I wanted to use a large enamel baking dish for this, but you’d be surprised just how much a pie pan can hold. You could also use an 8×8 baking dish or maybe some sort of casserole. Don’t be afraid to pile the stew high in the dish before covering it. You’ll be putting a baking sheet underneath in case any drippings spill over.
- 2 tbsp vegetable oil or bacon fat
- 2 lb stewing beef cut into cubes
- half of a rutabaga, peeled and cut into 1 inch cubes (about 1½ cups)
- 2 onions, chopped
- 3 carrots, peeled and cut into 2 inch segments
- 1 tbsp all purpose flour
- 1 tbsp red wine vinegar
- 1 tsp miso paste
- 1 tbsp tomato paste
- 2½ cups beef stock
- 14 oz brown ale or other beer
- 6 or so thyme sprigs
- kosher salt to taste
- 2 sheets of puff pastry
- 2 egg yolks
- Preheat the oven to 325 F.
- In a large dutch oven or oven proof pot with a lid, add the vegetable oil or bacon fat and heat to medium high heat. Add half the beef and brown, turning periodically for about 5 minutes. Reserve the beef to a plate and continue with the second batch, browning for 5 minutes and turning every couple minutes. Reserve to the plate with the other cubed beef.
- In the same dutch oven, add the rutabaga, onions, carrots, and saute, adding a bit more oil if needed. Cook, stirring frequently, for about 5 minutes until the onions begin to soften. Add the flour and stir to coat. Add the red wine vinegar, miso paste, tomato paste and stir.
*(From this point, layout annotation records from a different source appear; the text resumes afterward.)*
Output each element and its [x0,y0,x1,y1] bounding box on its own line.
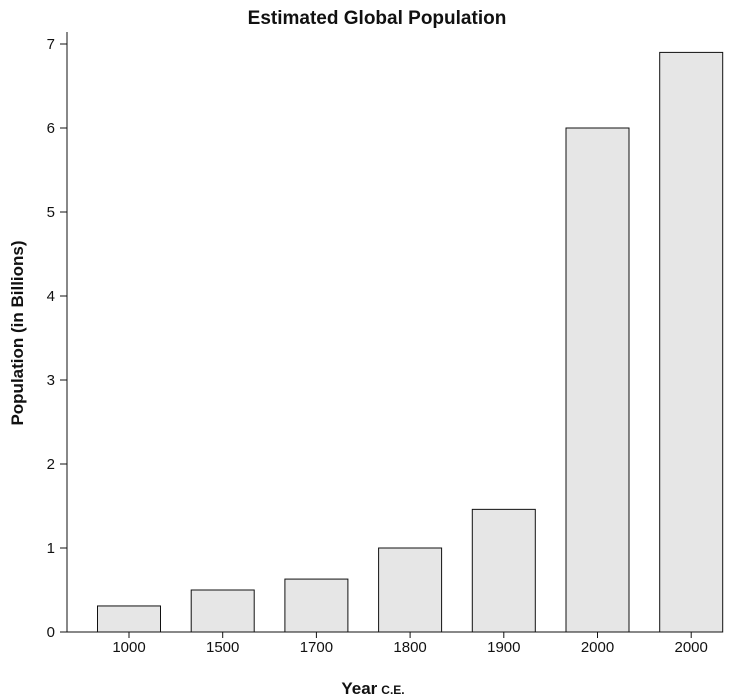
bar-6 [659,51,724,633]
x-tick-label-6: 2000 [675,639,708,656]
x-tick-label-3: 1800 [393,639,426,656]
bar-4 [471,508,536,633]
plot-area: 0 1 2 3 4 5 6 7 1000 1500 1700 1800 1900 2000 2000 [47,32,724,656]
bar-2 [284,578,349,633]
y-tick-label-6: 6 [47,120,55,137]
x-tick-label-5: 2000 [581,639,614,656]
y-tick-label-4: 4 [47,288,55,305]
x-tick-label-0: 1000 [112,639,145,656]
y-axis-label: Population (in Billions) [8,240,27,425]
y-tick-label-1: 1 [47,540,55,557]
x-tick-label-4: 1900 [487,639,520,656]
x-axis-label-main: Year [341,679,377,698]
x-axis-label-suffix: C.E. [381,683,404,697]
x-tick-label-2: 1700 [300,639,333,656]
y-tick-label-3: 3 [47,372,55,389]
y-tick-label-7: 7 [47,36,55,53]
x-tick-label-1: 1500 [206,639,239,656]
y-tick-label-2: 2 [47,456,55,473]
y-tick-label-0: 0 [47,624,55,641]
bar-3 [378,547,443,633]
bar-0 [97,605,161,633]
x-axis-label: Year C.E. [341,679,404,698]
chart-title: Estimated Global Population [248,8,507,29]
y-tick-label-5: 5 [47,204,55,221]
bar-1 [190,589,255,633]
bar-5 [565,127,630,633]
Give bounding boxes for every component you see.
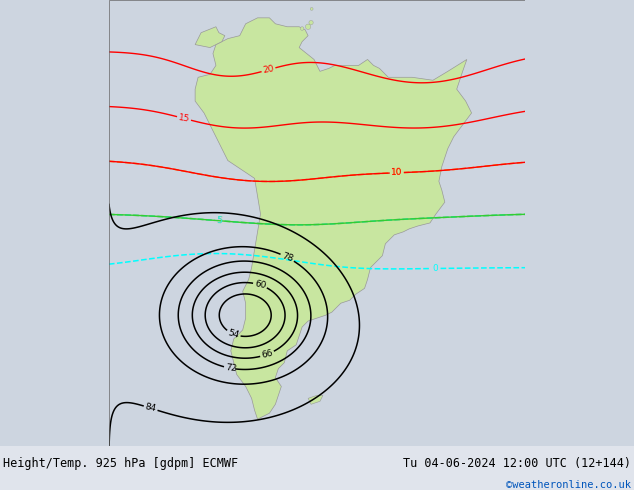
Circle shape <box>309 21 313 24</box>
Circle shape <box>310 7 313 10</box>
Text: 66: 66 <box>261 348 274 360</box>
Text: 10: 10 <box>391 168 403 177</box>
Text: 20: 20 <box>262 64 275 75</box>
Text: 54: 54 <box>227 328 240 340</box>
Text: ©weatheronline.co.uk: ©weatheronline.co.uk <box>506 480 631 490</box>
Polygon shape <box>195 18 472 419</box>
Text: 78: 78 <box>280 251 294 264</box>
Polygon shape <box>195 27 225 48</box>
Text: 84: 84 <box>144 403 157 414</box>
Text: 5: 5 <box>216 216 223 225</box>
Circle shape <box>301 27 304 30</box>
Text: 72: 72 <box>225 363 237 373</box>
Circle shape <box>306 24 311 29</box>
Text: Tu 04-06-2024 12:00 UTC (12+144): Tu 04-06-2024 12:00 UTC (12+144) <box>403 457 631 469</box>
Text: Height/Temp. 925 hPa [gdpm] ECMWF: Height/Temp. 925 hPa [gdpm] ECMWF <box>3 457 238 469</box>
Polygon shape <box>308 395 323 404</box>
Text: 15: 15 <box>178 113 190 124</box>
Text: 0: 0 <box>432 264 438 273</box>
Text: 10: 10 <box>391 168 403 177</box>
Text: 60: 60 <box>254 279 267 291</box>
Text: 5: 5 <box>216 216 223 225</box>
Then add the stock, ale, and thyme, season liberally with kosher salt and stir.
- Bring to a simmer then cover and bake at 325 F for 2 hours. You can make the stew ahead of time and refrigerate before assembling the pie the next day. Or you can cook it immediately.
- Defrost the puff pastry for 30 minutes on the counter top. Bring the oven temperature up to 425 F.
- Roll out one sheet of the puff pastry. Butter and flour an 11 inch pie pan or 8x8 baking dish. Cover the bottom of the dish with the rolled out pastry.
- Pour off half the braising liquid and reserve to use as a gravy (about 2 cups). Pour the stew into the prepared pied crust. Roll out the remaining puff pastry on a floured surface until it's large enough to cover the entire pie pan with a small overhang. Brush the edges of the bottom crust with water. Lay the top crust on top, and roll the remaining edges underneath. Pinch the edges of the rolled under crust to create a crimp. Then cut four vent holes in the top. Whisk the egg yolks and brush over the top of the crust and edges.
- Place a baking sheet on the rack below the pie to catch any drippings. Bake for 25 minutes at 425 F. If the pie is browning too much, cover it with aluminum foil the last 10 minutes of cooking. Remove from the oven and let cool before serving.